Derrière ce titre un peu racoleur, ne vous attendez pas à trouver une nouvelle révélation sur un pays qui se serait doté d’armes chimiques dangereuses (et qu’il faudrait envahir … hum !) ; non, il s’agit simplement de plantes que vous connaissez tous, les crucifères telles que les choux, le colza, les moutardes, les radis, … Elles possèdent une arme chimique redoutable qui fonctionne effectivement sur le mode d’une bombe avec une charge chimique inoffensive : un herbivore qui attaque une feuille déclenche une réaction « explosive » qui libère un arsenal chimique très offensif ! C’est que les scientifiques nomment «oil mustard bomb », la bombe à huile de moutarde (d’où le M du titre !). Vous l’avez déjà testée sans le savoir quand vous mangez par exemple une salade de cresson ou de roquette ou des radis (des crucifères) : cette saveur piquante et ce goût fort inimitables, c’est çà la bombe M. ! Comment çà marche et quelle est l’étendue de son pouvoir ?

La charge chimique

La charge chimique comprend toute une gamme de composés chimiques secondaires (qui ne servent pas directement à la vie de la plante) appartenant à une même famille chimique des glucosinolates, connus autrefois sous le nom de hétérosides soufrés ou thioglucosides. Ces molécules complexes possèdent toutes en commun une molécule de glucose rattachée par une liaison à base de soufre à un groupe sulfate et une chaîne variable dérivée d’un acide aminé (parmi huit possibles). Nous n’irons pas plus loin dans le détail mais retenons trois points : la partie variable qui est responsable en grande partie de l’activité chimique de ces molécules ; la présence de soufre (que l’on signifie dans le radical thio collé à la plupart de ces produits) ; la molécule de glucose rattachée. Pas moins de 140 de ces molécules ont d’ores et déjà été identifiées et on pense qu’il doit en exister au moins le double. Une même espèce peut en contenir des dizaines de sortes ; ainsi, l’arabette des dames (Arabidopsis thaliana) en contient au moins 40 différentes. Cependant, ces substances sont complètement inoffensives et elles doivent être activées par un détonateur pour devenir toxiques.

Le détonateur

Les molécules de glucosinolates doivent subir une attaque d’enzymes qui vont détacher la molécule de glucose : ceci libère le reste de la molécule qui forme un intermédiaire instable et va alors spontanément se transformer en une série de dérivés : des isothiocyanates toxiques, des thiocyanates (qui entrent dans la composition de l’huile de moutarde), des nitriles (pas forcément toxiques) et bien d’autres. Ce sont ces dérivés qui brusquement libérés donnent ce « coup de fouet » odorant piquant si typique sous forme entre autres d’une huile volatile. Ainsi lorsque nous consommons de la moutarde, la sinigrine ou sinalbine (nom général pour les glucosinolates) contenue dans les graines de ces plantes de la famille des Crucifères subit cette décomposition et libère des isothiocyanates différents selon les espèces de moutarde (goût piquant, chaleur en bouche, ..). Ces enzymes appartiennent à une famille chimique bien identifiée : les myrosinases. On parle de ce fait en langage scientifique du système glucosinolate/myrosinase pour désigner tout ce complexe chimique.

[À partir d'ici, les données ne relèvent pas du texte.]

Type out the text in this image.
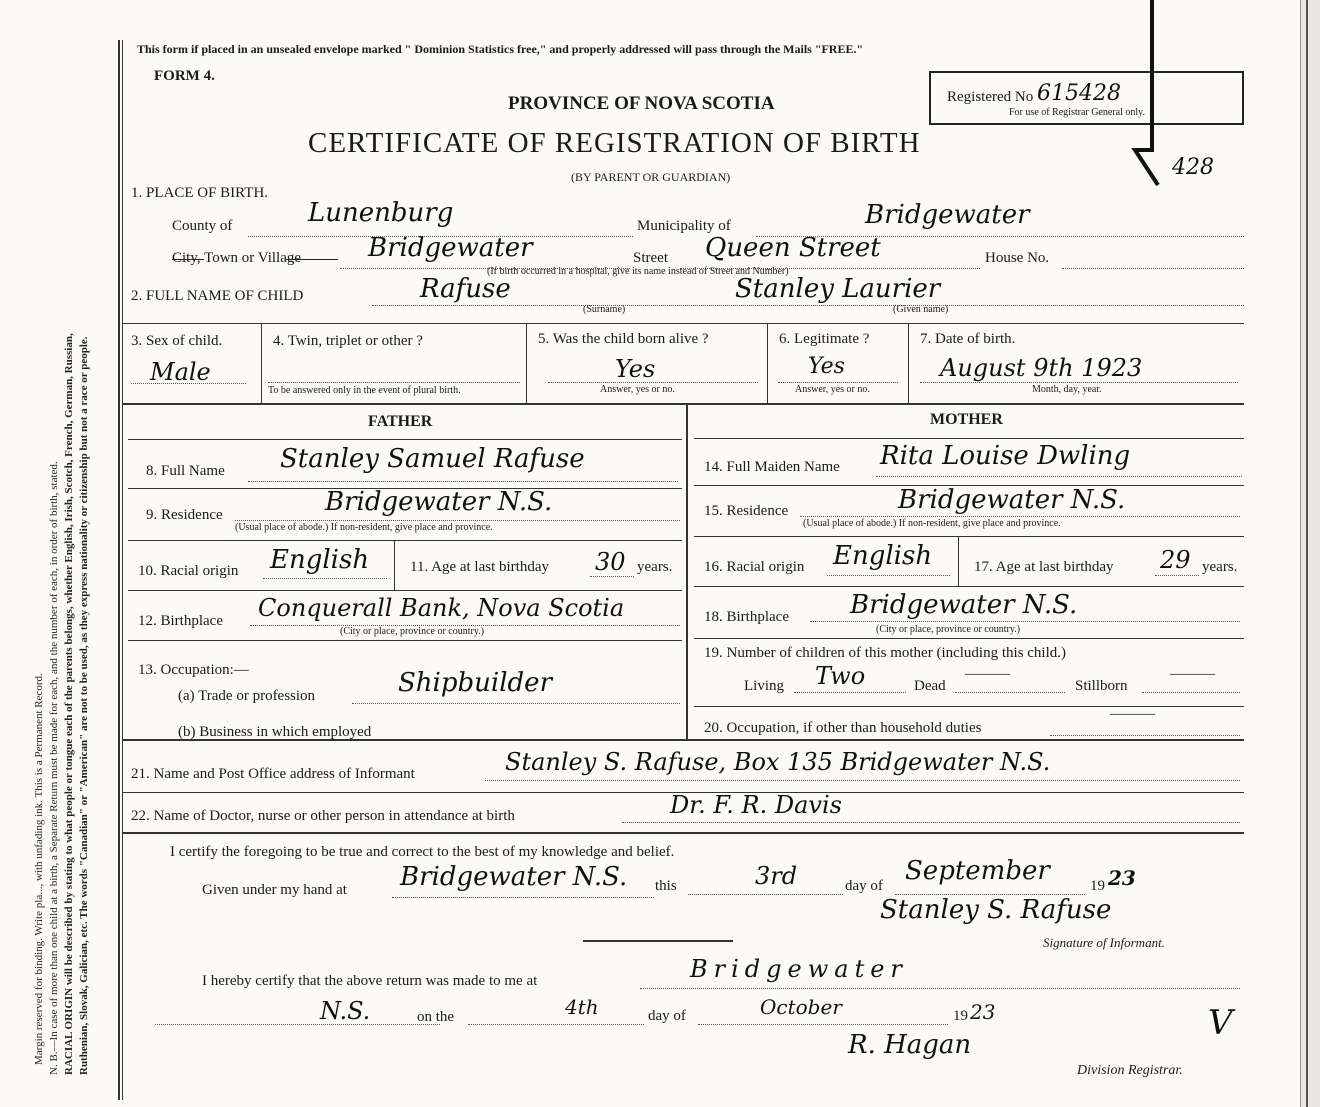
Margin reserved for binding. Write pla..., with unfading ink. This is a Permanent Record. N. B.—In case of more than one child at a birth, a Separate Return must be made for each, and the number of each, in order of birth, stated. RACIAL ORIGIN will be described by stating to what people or tongue each of the parents belongs, whether English, Irish, Scotch, French, German, Russian, Ruthenian, Slovak, Galician, etc. The words "Canadian" or "American" are not to be used, as they express nationality or citizenship but not a race or people.
This form if placed in an unsealed envelope marked " Dominion Statistics free," and properly addressed will pass through the Mails "FREE."
FORM 4.
PROVINCE OF NOVA SCOTIA
CERTIFICATE OF REGISTRATION OF BIRTH
(BY PARENT OR GUARDIAN)
Registered No 615428
For use of Registrar General only.
428
1. PLACE OF BIRTH.
County of	Lunenburg	Municipality of	Bridgewater
City, Town or Village	Bridgewater	Street Queen Street	House No.
(If birth occurred in a hospital, give its name instead of Street and Number)
2. FULL NAME OF CHILD	Rafuse
(Surname)
Stanley Laurier
(Given name)
3. Sex of child.
Male
4. Twin, triplet or other ?
To be answered only in the event of plural birth.
5. Was the child born alive ?
Yes
Answer, yes or no.
6. Legitimate ?
Yes
Answer, yes or no.
7. Date of birth.
August 9th 1923
Month, day, year.
FATHER	MOTHER
8. Full Name Stanley Samuel Rafuse
9. Residence	Bridgewater N.S.
(Usual place of abode.) If non-resident, give place and province.
10. Racial origin English	11. Age at last birthday 30 years.
12. Birthplace Conquerall Bank, Nova Scotia
(City or place, province or country.)
13. Occupation:—
(a) Trade or profession	Shipbuilder
(b) Business in which employed
14. Full Maiden Name Rita Louise Dwling
15. Residence	Bridgewater N.S.
(Usual place of abode.) If non-resident, give place and province.
16. Racial origin English	17. Age at last birthday 29 years.
18. Birthplace Bridgewater N.S.
(City or place, province or country.)
19. Number of children of this mother (including this child.)
Living Two	Dead
———
Stillborn
———
20. Occupation, if other than household duties
———
21. Name and Post Office address of Informant	Stanley S. Rafuse, Box 135 Bridgewater N.S.
22. Name of Doctor, nurse or other person in attendance at birth	Dr. F. R. Davis
I certify the foregoing to be true and correct to the best of my knowledge and belief.
Given under my hand at Bridgewater N.S. this	3rd	day of September	19 23
Stanley S. Rafuse
Signature of Informant.
I hereby certify that the above return was made to me at	Bridgewater
N.S.	on the	4th	day of	October	19 23	V
R. Hagan
Division Registrar.
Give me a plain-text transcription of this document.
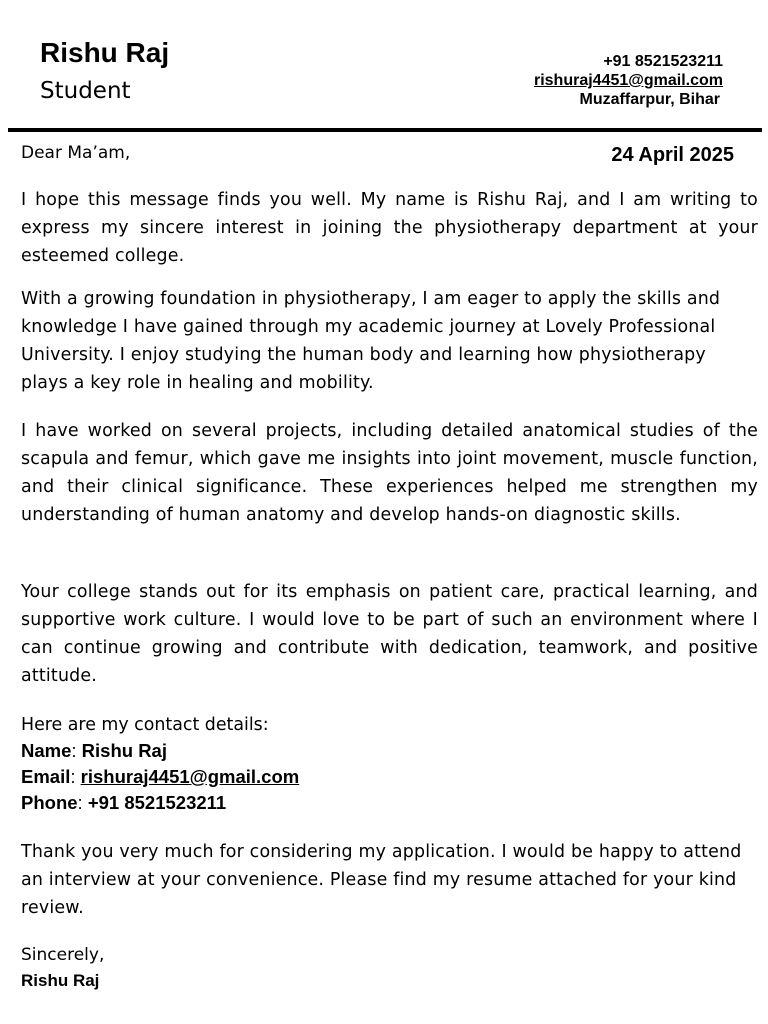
Rishu Raj
Student
+91 8521523211
rishuraj4451@gmail.com
Muzaffarpur, Bihar
Dear Ma’am,	24 April 2025

I hope this message finds you well. My name is Rishu Raj, and I am writing to express my sincere interest in joining the physiotherapy department at your esteemed college.

With a growing foundation in physiotherapy, I am eager to apply the skills and knowledge I have gained through my academic journey at Lovely Professional University. I enjoy studying the human body and learning how physiotherapy plays a key role in healing and mobility.

I have worked on several projects, including detailed anatomical studies of the scapula and femur, which gave me insights into joint movement, muscle function, and their clinical significance. These experiences helped me strengthen my understanding of human anatomy and develop hands-on diagnostic skills.

Your college stands out for its emphasis on patient care, practical learning, and supportive work culture. I would love to be part of such an environment where I can continue growing and contribute with dedication, teamwork, and positive attitude.

Here are my contact details:
Name: Rishu Raj
Email: rishuraj4451@gmail.com
Phone: +91 8521523211

Thank you very much for considering my application. I would be happy to attend an interview at your convenience. Please find my resume attached for your kind review.

Sincerely,
Rishu Raj
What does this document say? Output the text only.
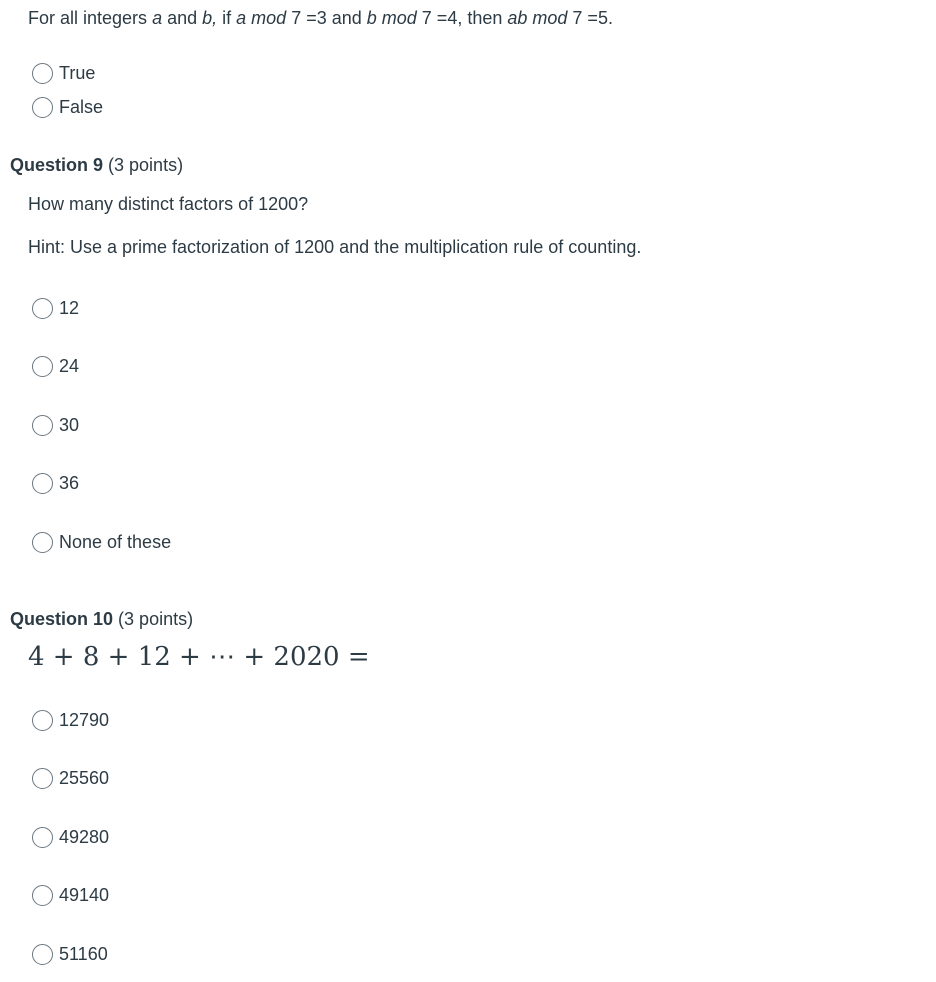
For all integers a and b, if a mod 7 =3 and b mod 7 =4, then ab mod 7 =5.
True
False
Question 9 (3 points)
How many distinct factors of 1200?
Hint: Use a prime factorization of 1200 and the multiplication rule of counting.
12
24
30
36
None of these
Question 10 (3 points)
4 + 8 + 12 + ⋯ + 2020 =
12790
25560
49280
49140
51160
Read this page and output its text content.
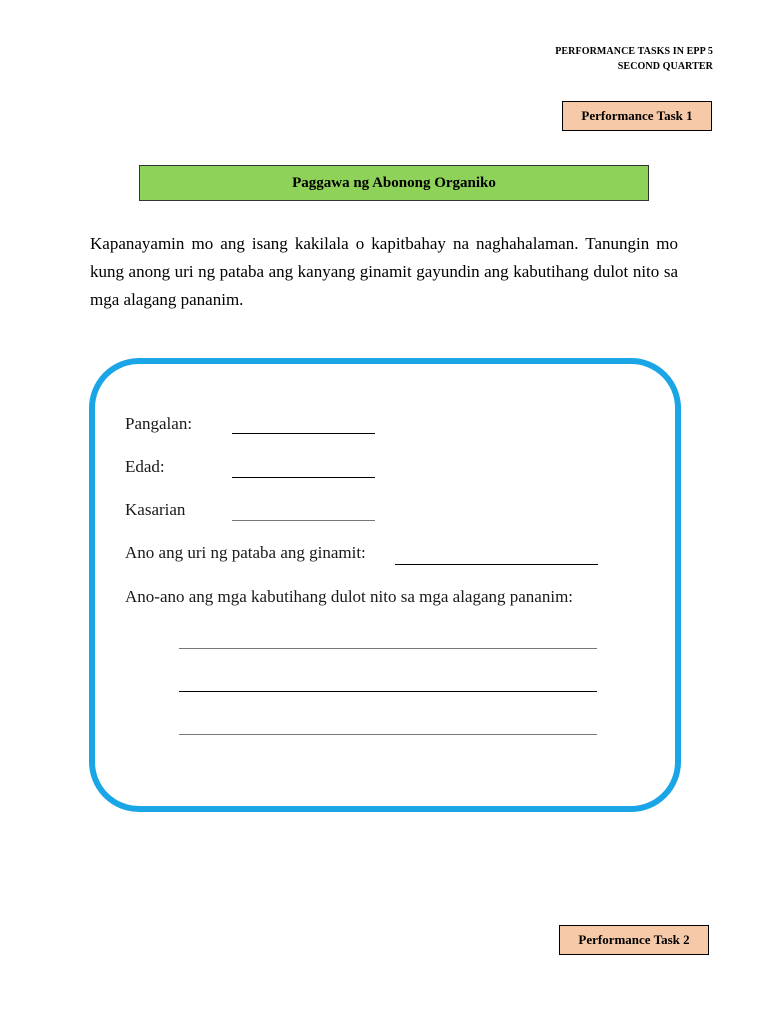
PERFORMANCE TASKS IN EPP 5
SECOND QUARTER
Performance Task 1
Paggawa ng Abonong Organiko
Kapanayamin mo ang isang kakilala o kapitbahay na naghahalaman. Tanungin mo kung anong uri ng pataba ang kanyang ginamit gayundin ang kabutihang dulot nito sa mga alagang pananim.
Pangalan:
Edad:
Kasarian
Ano ang uri ng pataba ang ginamit:
Ano-ano ang mga kabutihang dulot nito sa mga alagang pananim:
Performance Task 2
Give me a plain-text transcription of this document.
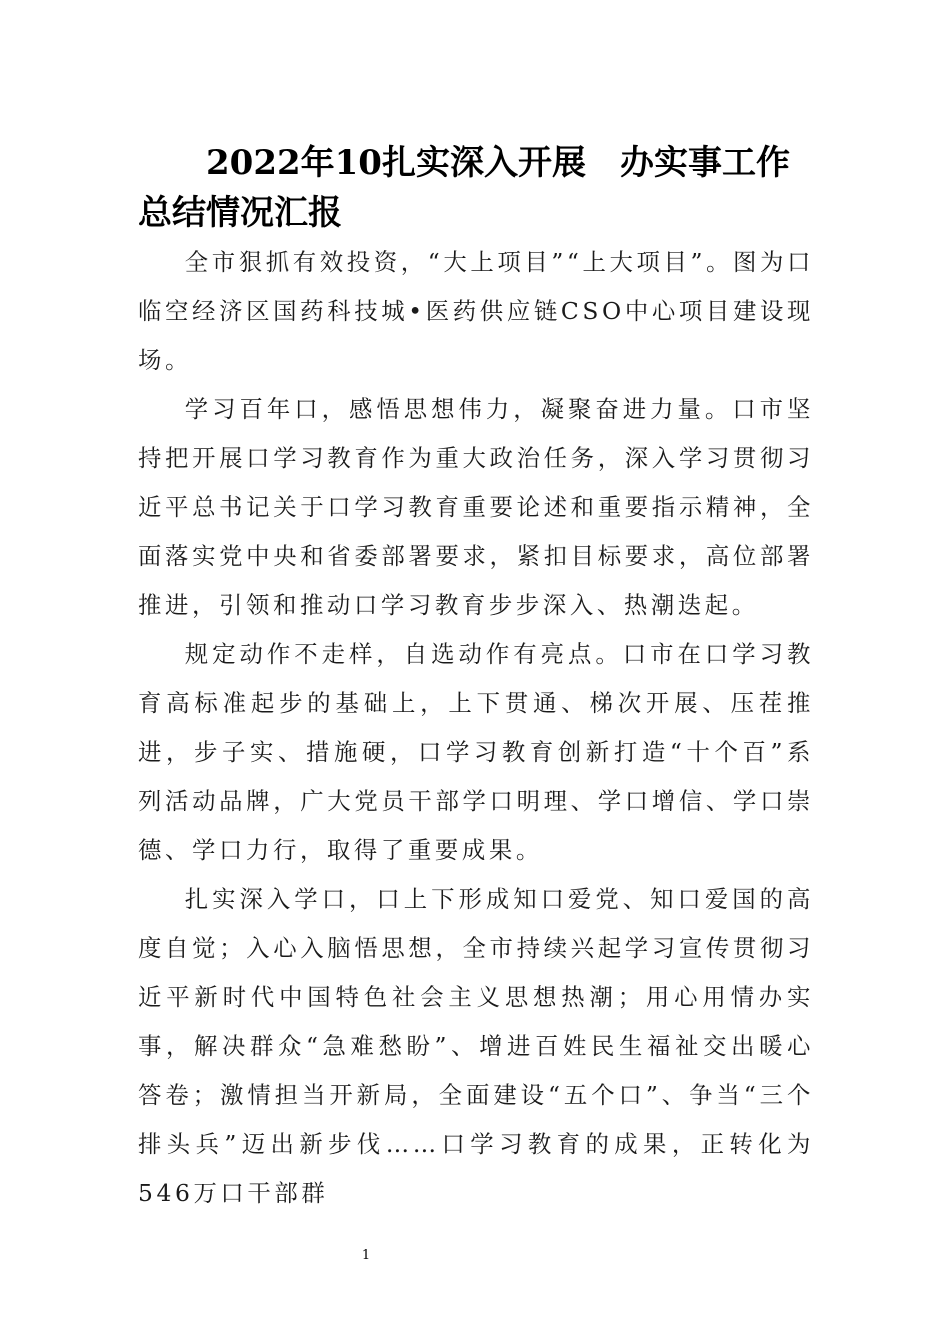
2022年10扎实深入开展　办实事工作总结情况汇报

全市狠抓有效投资，“大上项目”“上大项目”。图为口临空经济区国药科技城•医药供应链CSO中心项目建设现场。

学习百年口，感悟思想伟力，凝聚奋进力量。口市坚持把开展口学习教育作为重大政治任务，深入学习贯彻习近平总书记关于口学习教育重要论述和重要指示精神，全面落实党中央和省委部署要求，紧扣目标要求，高位部署推进，引领和推动口学习教育步步深入、热潮迭起。

规定动作不走样，自选动作有亮点。口市在口学习教育高标准起步的基础上，上下贯通、梯次开展、压茬推进，步子实、措施硬，口学习教育创新打造“十个百”系列活动品牌，广大党员干部学口明理、学口增信、学口崇德、学口力行，取得了重要成果。

扎实深入学口，口上下形成知口爱党、知口爱国的高度自觉；入心入脑悟思想，全市持续兴起学习宣传贯彻习近平新时代中国特色社会主义思想热潮；用心用情办实事，解决群众“急难愁盼”、增进百姓民生福祉交出暖心答卷；激情担当开新局，全面建设“五个口”、争当“三个排头兵”迈出新步伐……口学习教育的成果，正转化为546万口干部群

1
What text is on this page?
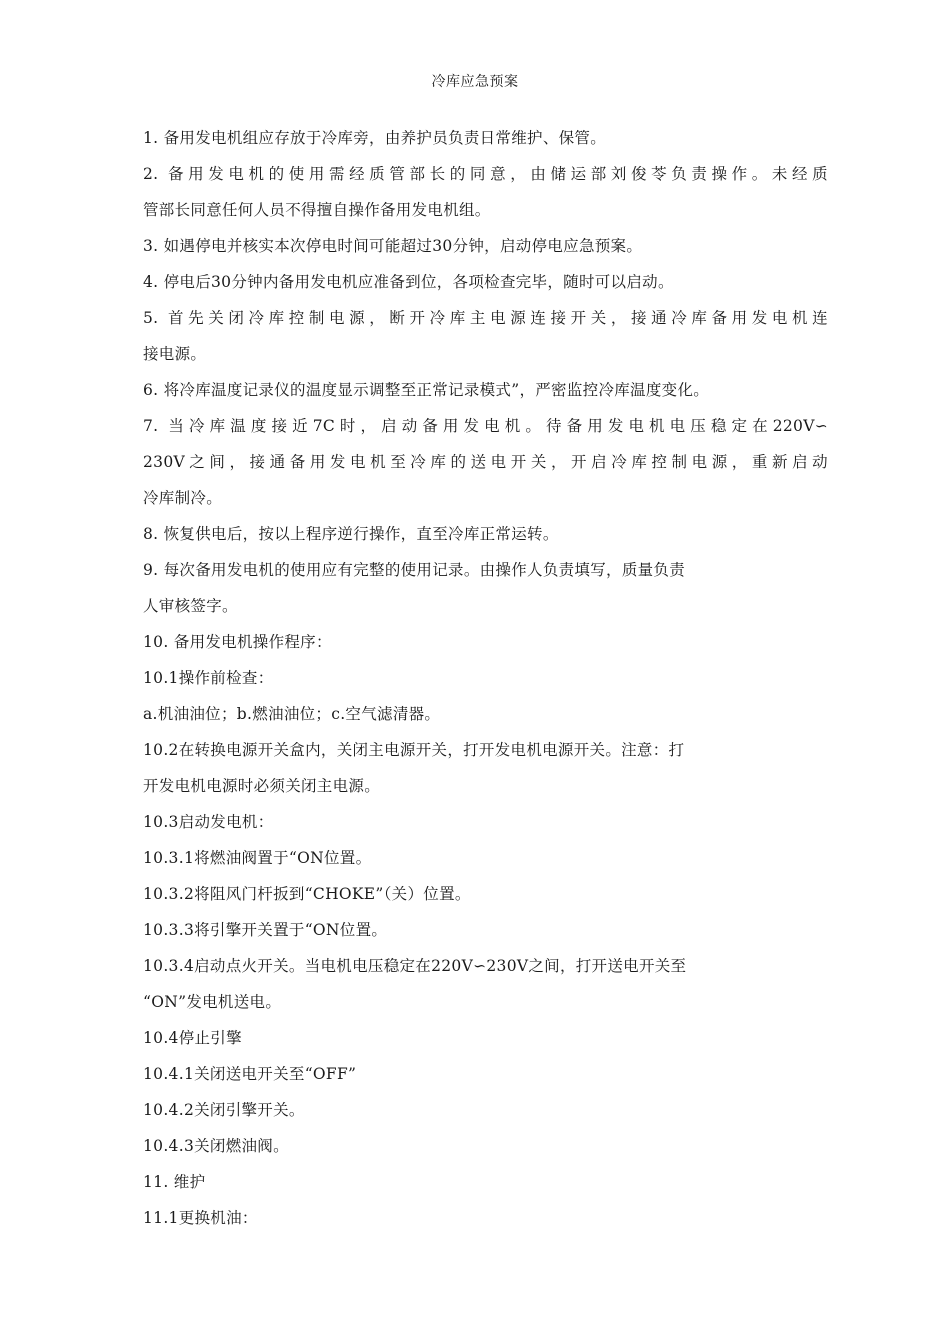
冷库应急预案
1. 备用发电机组应存放于冷库旁，由养护员负责日常维护、保管。
2. 备用发电机的使用需经质管部长的同意，由储运部刘俊苓负责操作。未经质
管部长同意任何人员不得擅自操作备用发电机组。
3. 如遇停电并核实本次停电时间可能超过30分钟，启动停电应急预案。
4. 停电后30分钟内备用发电机应准备到位，各项检查完毕，随时可以启动。
5. 首先关闭冷库控制电源，断开冷库主电源连接开关，接通冷库备用发电机连
接电源。
6. 将冷库温度记录仪的温度显示调整至正常记录模式”，严密监控冷库温度变化。
7. 当冷库温度接近7C时，启动备用发电机。待备用发电机电压稳定在220V∽
230V之间，接通备用发电机至冷库的送电开关，开启冷库控制电源，重新启动
冷库制冷。
8. 恢复供电后，按以上程序逆行操作，直至冷库正常运转。
9. 每次备用发电机的使用应有完整的使用记录。由操作人负责填写，质量负责
人审核签字。
10. 备用发电机操作程序：
10.1操作前检查：
a.机油油位；b.燃油油位；c.空气滤清器。
10.2在转换电源开关盒内，关闭主电源开关，打开发电机电源开关。注意：打
开发电机电源时必须关闭主电源。
10.3启动发电机：
10.3.1将燃油阀置于“ON位置。
10.3.2将阻风门杆扳到“CHOKE”（关）位置。
10.3.3将引擎开关置于“ON位置。
10.3.4启动点火开关。当电机电压稳定在220V∽230V之间，打开送电开关至
“ON”发电机送电。
10.4停止引擎
10.4.1关闭送电开关至“OFF”
10.4.2关闭引擎开关。
10.4.3关闭燃油阀。
11. 维护
11.1更换机油：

Mais que pour la bombe fonctionne il faut activer le détonateur !

Action/réaction !

L’astuce suprême de ce procédé réside dans la compartimentation : le détonateur (les myrosinases) se trouvent dans des cellules particulières (dites « cellules à myrosine »), proches d’autres cellules contenant cette fois la charge (les glucosinolates), le tout en général non loin des vaisseaux conducteurs de sève élaborée (phloème) ce qui doit assurer la diffusion rapide des dérivés toxiques. A l’intérieur des cellules elles-mêmes, charge et détonateur sont localisés dans les vacuoles. Qu’un herbivore, quel qu’il soit, vienne à mordre une feuille, il va rompre des cellules des deux sortes (et leurs vacuoles) si bien que les enzymes vont entrer en contact avec leur substrat et la réaction démarre ! C’est donc l’agresseur qui déclenche lui-même les hostilités !

Mais il y a mieux encore : la plante peut doser sa réaction en fonction de l’intensité des attaques d’herbivores. Parmi les glucosinolates, on distingue trois grandes catégories selon leur structure chimique : des indoliques, des aliphatiques et des aromatiques. En cas d’attaque massive (par exemple des dizaines de chenilles voraces), les composés indoliques voient leur niveau de stockage augmenter de près de vingt fois ! On parle de défenses induites même si elles sont présentes en permanence mais à un niveau qu’on pourrait qualifier de « veille ». Côté détonateur, on a aussi pu montrer que les attaques d’insectes stimulaient la production de protéines associées aux enzymes myrosinases mais on ne connaît pas bien leur fonction. Cette induction permet de doser les quantités et évite à la plante d’avoir un stock important de charge car il s’agit là d’un dispositif très coûteux en termes d’énergie et de composés à trouver tels que le soufre. L’armement coûte cher, on le sait trop bien

Des frappes chirurgicales

Le système semble encore plus sophistiqué dans ses détails de fonctionnement que l’on commence juste à comprendre. Ce sujet fait l’objet de recherches acharnées avec des centaines de publications depuis plus d’une décennie car il y a des applications agronomiques (créer des variétés de colza moins riches en ces produits ; lutter contre les « ravageurs» des cultures ; …). Mais surtout, il se trouve que la plante-modèle étudiée par les botanistes du monde entier, la « drosophile végétale », l’arabette des dames, est une crucifère et on en connaît les moindres recoins de son génome. Il n’empêche que les connaissances considérables accumulées ne permettent toujours pas d’avoir une vue claire de ce système car il varie d’une espèce à l’autre, d’un organe à l’autre et évolue au cours du développement ; ainsi, les cellules à myrosine, le détonateur, peuvent être absentes parfois dans de jeunes plantes avant d’apparaître au cours de la croissance. Il se peut même que chez certaines espèces il n’y ait qu’une partie de ce système.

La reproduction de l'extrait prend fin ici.